3. Gaya kepemimpinan (laissez faire)
Gaya kepemimpinan pada tipe ini melaksanakan
perannya atas dasar aktivitas kelompok dan pimpinan, dan kurang melakukan
pengontrolan terhadap bawahannya. Pada tipe ini, pemimpin akan meletakkan
tanggung jawab keputusan sepenuhnya kepada para bawahannya. Pemimpin pada gaya
ini sifatnya pasif dan seolah-olah tidak mampu memberikan pengaruhnya kepada
bawahan.
Menurut Reksohadprodjo
dan Handoko (1992 :292 – 293) ada beberapa kebaikan dan kelemahan dari tipe gaya kepemimpinan ini.
Kebaikannya :
-
Adanya
kemungkinan bawahan dapat mengembangkan kemampuannya, daya kreativitasnya untuk
memikirkan dan memecahkan persoalan serta mengembangkan rasa tanggung jawab
-
Bawahan
lebih bebas untuk menunjukkan persoalan yang dianggapnya penting dan tidak
bergantung pada atasan sehingga proses untuk pengambilan keputusan lebih cepat
Kelemahannya :
-
Bila
bawahan terlalu bebas tanpa pengawasan, ada kemungkinan terjadi penyimpangan
dari peraturan yang berlaku untuk bawahan, serta dapat mengakibatkan tindakan
yang salah dan memakan banyak waktu bila bawahan kurang memiliki pengalaman.
-
Pemimpin
sering sibuk sendiri dengan tugas-tugas dan terpisah dari bawahan. Beberapa
pemimpin tidak membuat tujuan tanpa suatu peraturan tertentu.
-
Kelompok
dapat membuat keadaan kurang stabil, frustasi, dan merasa kurang aman.

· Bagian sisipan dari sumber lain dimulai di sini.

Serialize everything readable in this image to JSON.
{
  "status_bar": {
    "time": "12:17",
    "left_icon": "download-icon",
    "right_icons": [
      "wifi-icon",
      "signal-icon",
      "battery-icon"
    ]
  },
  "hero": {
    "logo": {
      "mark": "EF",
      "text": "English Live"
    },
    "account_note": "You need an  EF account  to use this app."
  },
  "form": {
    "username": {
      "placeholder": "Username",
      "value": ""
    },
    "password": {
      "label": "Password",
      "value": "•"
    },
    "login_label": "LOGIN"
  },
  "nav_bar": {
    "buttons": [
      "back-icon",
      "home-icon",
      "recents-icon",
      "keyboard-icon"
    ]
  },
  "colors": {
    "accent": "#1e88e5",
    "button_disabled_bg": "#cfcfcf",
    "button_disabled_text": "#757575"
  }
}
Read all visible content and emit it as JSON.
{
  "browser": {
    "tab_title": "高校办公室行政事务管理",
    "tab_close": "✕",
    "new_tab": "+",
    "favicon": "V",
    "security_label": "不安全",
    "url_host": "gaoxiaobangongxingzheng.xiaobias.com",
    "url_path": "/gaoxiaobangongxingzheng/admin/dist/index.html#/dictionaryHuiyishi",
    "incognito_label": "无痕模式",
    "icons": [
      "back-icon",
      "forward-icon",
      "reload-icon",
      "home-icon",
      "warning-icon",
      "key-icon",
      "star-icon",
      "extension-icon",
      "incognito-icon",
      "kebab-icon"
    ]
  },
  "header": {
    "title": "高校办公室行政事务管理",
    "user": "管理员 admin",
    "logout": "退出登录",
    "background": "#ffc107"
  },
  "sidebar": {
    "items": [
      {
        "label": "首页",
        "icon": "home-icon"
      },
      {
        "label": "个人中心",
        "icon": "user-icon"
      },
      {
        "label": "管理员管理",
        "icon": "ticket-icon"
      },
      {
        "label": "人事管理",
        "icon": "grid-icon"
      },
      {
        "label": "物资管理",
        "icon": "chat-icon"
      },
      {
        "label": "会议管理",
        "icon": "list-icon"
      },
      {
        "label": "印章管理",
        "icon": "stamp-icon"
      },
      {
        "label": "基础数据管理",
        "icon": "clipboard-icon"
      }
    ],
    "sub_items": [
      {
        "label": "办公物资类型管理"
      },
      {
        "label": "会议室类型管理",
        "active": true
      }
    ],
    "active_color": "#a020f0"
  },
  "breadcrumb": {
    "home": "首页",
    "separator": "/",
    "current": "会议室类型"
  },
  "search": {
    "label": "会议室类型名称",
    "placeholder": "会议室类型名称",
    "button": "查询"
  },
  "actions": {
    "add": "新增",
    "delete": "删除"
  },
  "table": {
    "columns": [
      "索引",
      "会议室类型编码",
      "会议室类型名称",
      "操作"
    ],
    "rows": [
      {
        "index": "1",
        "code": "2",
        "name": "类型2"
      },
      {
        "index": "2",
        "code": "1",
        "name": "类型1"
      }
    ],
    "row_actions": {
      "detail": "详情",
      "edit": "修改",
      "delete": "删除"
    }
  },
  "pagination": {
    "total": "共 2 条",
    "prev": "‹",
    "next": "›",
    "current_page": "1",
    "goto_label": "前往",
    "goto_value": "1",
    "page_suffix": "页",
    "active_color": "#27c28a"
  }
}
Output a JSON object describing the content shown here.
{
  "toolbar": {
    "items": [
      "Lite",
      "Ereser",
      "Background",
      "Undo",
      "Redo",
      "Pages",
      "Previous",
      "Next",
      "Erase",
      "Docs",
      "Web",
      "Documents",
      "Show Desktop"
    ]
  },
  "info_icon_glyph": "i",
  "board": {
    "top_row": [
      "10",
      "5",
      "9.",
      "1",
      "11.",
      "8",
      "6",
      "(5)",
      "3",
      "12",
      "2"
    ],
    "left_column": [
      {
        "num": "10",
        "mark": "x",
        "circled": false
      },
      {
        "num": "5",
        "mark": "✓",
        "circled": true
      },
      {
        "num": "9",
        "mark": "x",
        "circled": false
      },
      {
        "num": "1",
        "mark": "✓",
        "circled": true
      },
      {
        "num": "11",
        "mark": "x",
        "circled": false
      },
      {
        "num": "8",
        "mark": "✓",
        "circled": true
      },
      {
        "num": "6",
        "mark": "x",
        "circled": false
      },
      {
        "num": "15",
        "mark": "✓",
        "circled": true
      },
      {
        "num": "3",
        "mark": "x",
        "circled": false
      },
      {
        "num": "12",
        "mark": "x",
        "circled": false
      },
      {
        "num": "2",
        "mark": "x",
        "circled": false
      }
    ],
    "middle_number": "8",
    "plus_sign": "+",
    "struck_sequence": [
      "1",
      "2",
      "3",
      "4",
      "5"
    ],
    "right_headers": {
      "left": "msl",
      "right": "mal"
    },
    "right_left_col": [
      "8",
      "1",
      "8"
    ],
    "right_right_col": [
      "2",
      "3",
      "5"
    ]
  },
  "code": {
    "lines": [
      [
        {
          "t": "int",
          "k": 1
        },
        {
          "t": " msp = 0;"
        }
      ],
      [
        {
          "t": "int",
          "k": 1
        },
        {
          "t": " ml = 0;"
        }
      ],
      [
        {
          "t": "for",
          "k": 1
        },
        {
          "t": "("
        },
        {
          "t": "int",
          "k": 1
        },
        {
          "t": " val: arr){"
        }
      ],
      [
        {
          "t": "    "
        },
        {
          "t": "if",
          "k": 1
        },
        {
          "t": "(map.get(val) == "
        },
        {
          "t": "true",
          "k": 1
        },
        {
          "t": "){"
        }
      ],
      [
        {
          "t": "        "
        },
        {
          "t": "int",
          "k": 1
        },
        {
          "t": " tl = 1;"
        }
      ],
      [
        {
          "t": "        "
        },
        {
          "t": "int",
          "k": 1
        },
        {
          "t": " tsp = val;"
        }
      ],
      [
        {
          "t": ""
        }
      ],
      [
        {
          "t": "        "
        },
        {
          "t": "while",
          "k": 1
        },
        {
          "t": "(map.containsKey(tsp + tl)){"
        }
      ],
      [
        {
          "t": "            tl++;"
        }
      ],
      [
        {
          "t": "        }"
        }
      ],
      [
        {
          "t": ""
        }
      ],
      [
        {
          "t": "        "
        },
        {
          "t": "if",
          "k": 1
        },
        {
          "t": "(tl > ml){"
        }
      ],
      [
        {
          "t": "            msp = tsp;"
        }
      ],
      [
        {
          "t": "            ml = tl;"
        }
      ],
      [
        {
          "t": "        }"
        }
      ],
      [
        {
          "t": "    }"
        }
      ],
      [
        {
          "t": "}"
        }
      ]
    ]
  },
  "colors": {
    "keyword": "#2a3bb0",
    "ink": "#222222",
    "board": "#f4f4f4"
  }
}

Program penelitian yang dilakukan oleh The Ohio State University
menyimpulkan bahwa ada dua macam gaya kepemimpinan yang dikutip oleh James A.F Stoner (2003 :167), yaitu :
1.
Initiating Structure
Mengacu pada
seberapa jauh seorang pemimpin berkemungkinan menetapkan dan menstrukturperannya dan peran
bawahannya dalam mengusahakan
tercapainya tujuan. Initiating structure ini mencakup gaya kepemimpinan yang
dilakukan oleh pemimpin berupaya mengorganisasi kerja, hubungan kerja, dan tujuan.
Pemimpin yang dicirikan dalam gaya kepemimpinan initiating structure dapat
dicontohkan dalam istilah seperti menugasi anggota kelompok dalam tugas-tugas
tertentu.
2.
Consideration
Mengacuseberapa jauh
seorang pemimpin berkemungkinan memiliki hubungan yang dicirikan oleh saling
percaya, menghargai gagasan bawahan, dan memperhatikan perasaan mereka. Juga
menunjukkan kepedulian akan kenikmatan, kesejahteraan, status, dan kepuasan
pengikut-pengikutnya. Seorang pemimpin yang tinggi dalam consideration dapat
dicontohkan sebagai seseorang yang membantu bawahan dalam menyelesaikan masalah
pribadi, ramah, dan dapat ditemui, dan memperlakukan semua bawahan sama.
Menurut Hersey
and Blanchard yang
dikutip oleh Marwansyah dan Mukaram (1999 :181) membagi gaya kepemimpinan kedalam
empat macam, yaitu :
1.
Gaya telling
digunakandalam situasi kematangan rendah, ketika pengikut tidak mampu dan tidak
mau atau sangat ragu untuk menerima tanggung jawab dari suatu tugas tertentu.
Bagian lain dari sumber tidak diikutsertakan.